Dimenticando questi trascorsi la settimana scorsa il Sun ha azzannato Blair con articoli feroci, ed è stato il contrappasso a conclusione di una carriera politica cui ha giovato oltremisura la benevolenza di quel giornale e del suo editore, il potentissimo Rupert Murdoch. Una storia esemplare che comincia nel marzo 1997 con un titolo a tutta prima pagina, The Sun backs Blair, Il Sun appoggia Blair. All’epoca era davvero una notizia clamorosa, il giornale aveva 10 milioni di lettori complessivi e da vent’anni sosteneva la destra. Nelle elezioni del 1992 aveva dato un contributo decisivo nel sovvertire i pronostici che davano per sicura la vittoria del Labour e se ne era vantato con un titolo tronfio entrato nella storia britannica: diceva all’incirca “le elezioni le ha vinte il Sun”.
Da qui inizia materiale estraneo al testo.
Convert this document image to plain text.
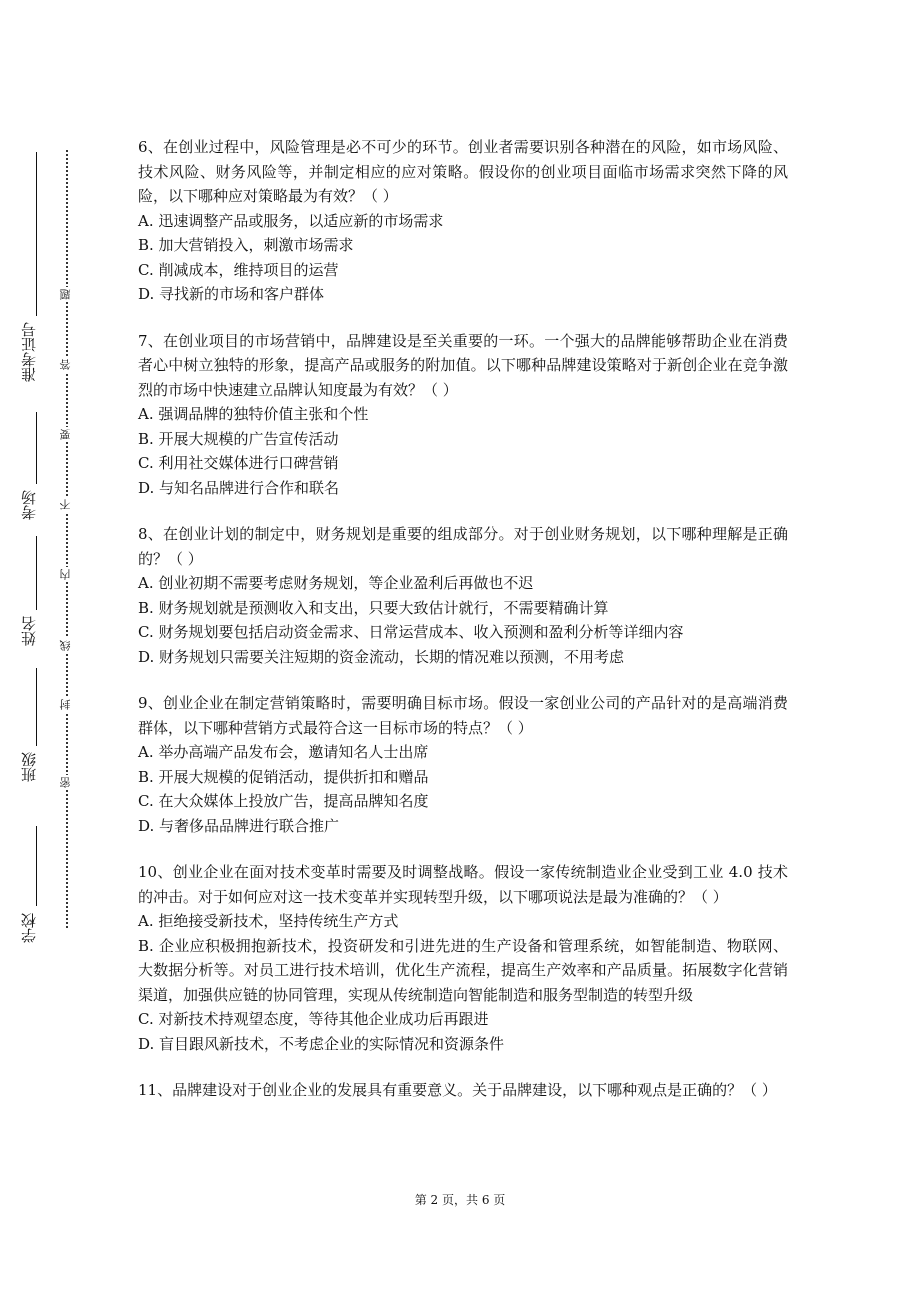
学校
班级
姓名
考场
准考证号
密
封
线
内
不
要
答
题

6、在创业过程中，风险管理是必不可少的环节。创业者需要识别各种潜在的风险，如市场风险、技术风险、财务风险等，并制定相应的应对策略。假设你的创业项目面临市场需求突然下降的风险，以下哪种应对策略最为有效？（ ）

A. 迅速调整产品或服务，以适应新的市场需求

B. 加大营销投入，刺激市场需求

C. 削减成本，维持项目的运营

D. 寻找新的市场和客户群体

7、在创业项目的市场营销中，品牌建设是至关重要的一环。一个强大的品牌能够帮助企业在消费者心中树立独特的形象，提高产品或服务的附加值。以下哪种品牌建设策略对于新创企业在竞争激烈的市场中快速建立品牌认知度最为有效？（ ）

A. 强调品牌的独特价值主张和个性

B. 开展大规模的广告宣传活动

C. 利用社交媒体进行口碑营销

D. 与知名品牌进行合作和联名

8、在创业计划的制定中，财务规划是重要的组成部分。对于创业财务规划，以下哪种理解是正确的？（ ）

A. 创业初期不需要考虑财务规划，等企业盈利后再做也不迟

B. 财务规划就是预测收入和支出，只要大致估计就行，不需要精确计算

C. 财务规划要包括启动资金需求、日常运营成本、收入预测和盈利分析等详细内容

D. 财务规划只需要关注短期的资金流动，长期的情况难以预测，不用考虑

9、创业企业在制定营销策略时，需要明确目标市场。假设一家创业公司的产品针对的是高端消费群体，以下哪种营销方式最符合这一目标市场的特点？（ ）

A. 举办高端产品发布会，邀请知名人士出席

B. 开展大规模的促销活动，提供折扣和赠品

C. 在大众媒体上投放广告，提高品牌知名度

D. 与奢侈品品牌进行联合推广

10、创业企业在面对技术变革时需要及时调整战略。假设一家传统制造业企业受到工业 4.0 技术的冲击。对于如何应对这一技术变革并实现转型升级，以下哪项说法是最为准确的？（ ）

A. 拒绝接受新技术，坚持传统生产方式

B. 企业应积极拥抱新技术，投资研发和引进先进的生产设备和管理系统，如智能制造、物联网、大数据分析等。对员工进行技术培训，优化生产流程，提高生产效率和产品质量。拓展数字化营销渠道，加强供应链的协同管理，实现从传统制造向智能制造和服务型制造的转型升级

C. 对新技术持观望态度，等待其他企业成功后再跟进

D. 盲目跟风新技术，不考虑企业的实际情况和资源条件

11、品牌建设对于创业企业的发展具有重要意义。关于品牌建设，以下哪种观点是正确的？（ ）

第 2 页，共 6 页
Avvicinandosi le elezioni del 1997, Blair ritenne prudente incontrare l’editore del quotidiano, Rupert Murdoch. I due capirono subito di avere interessi coincidenti. Blair divenne primo ministro, Murdoch ebbe la possibilità di entrare nel circuito televisivo e di costruire una flotta mediatica che nei momenti cruciali si è sempre schierata con l’alleato. Col tempo il sodalizio divenne un rapporto personale, Blair fu padrino di battesimo di una figlia del magnate (sulle rive del Giordano, come Gesù: è gente che pensa in grande) ed era di casa dai Murdoch. Poi la penultima moglie dell’amico si innamorò di lui, colpa che Blair finora ha pagato assai più dell’invasione dell’Iraq: da un paio di anni proprio l’informazione che lo ossequiava gli digrigna i denti come un tempo faceva con i suoi avversari. “Una bestia feroce che sbrana persone e reputazioni”, l’ha definita lui.
Di sicuro la bestia non ama interrogarsi sul proprio ruolo neppure in Gran Bretagna, dove non manca il giornalismo libero. Eppure la parabola di Blair, eroe di carta stampata, si conclude con una domanda che non andrebbe evitata: cosa sia democrazia nel tempo del capitalismo di relazione, quando la fabbricazione del consenso dipende dallo scambio di favori tra politici ed editori dagli interessi molteplici; e la decisione più grave che una società sia chiamata a prendere, entrare o no in guerra, è presa in segreto da un minuscolo gruppo di persone che poi intorta la popolazione attraverso il giornalismo cortigiano.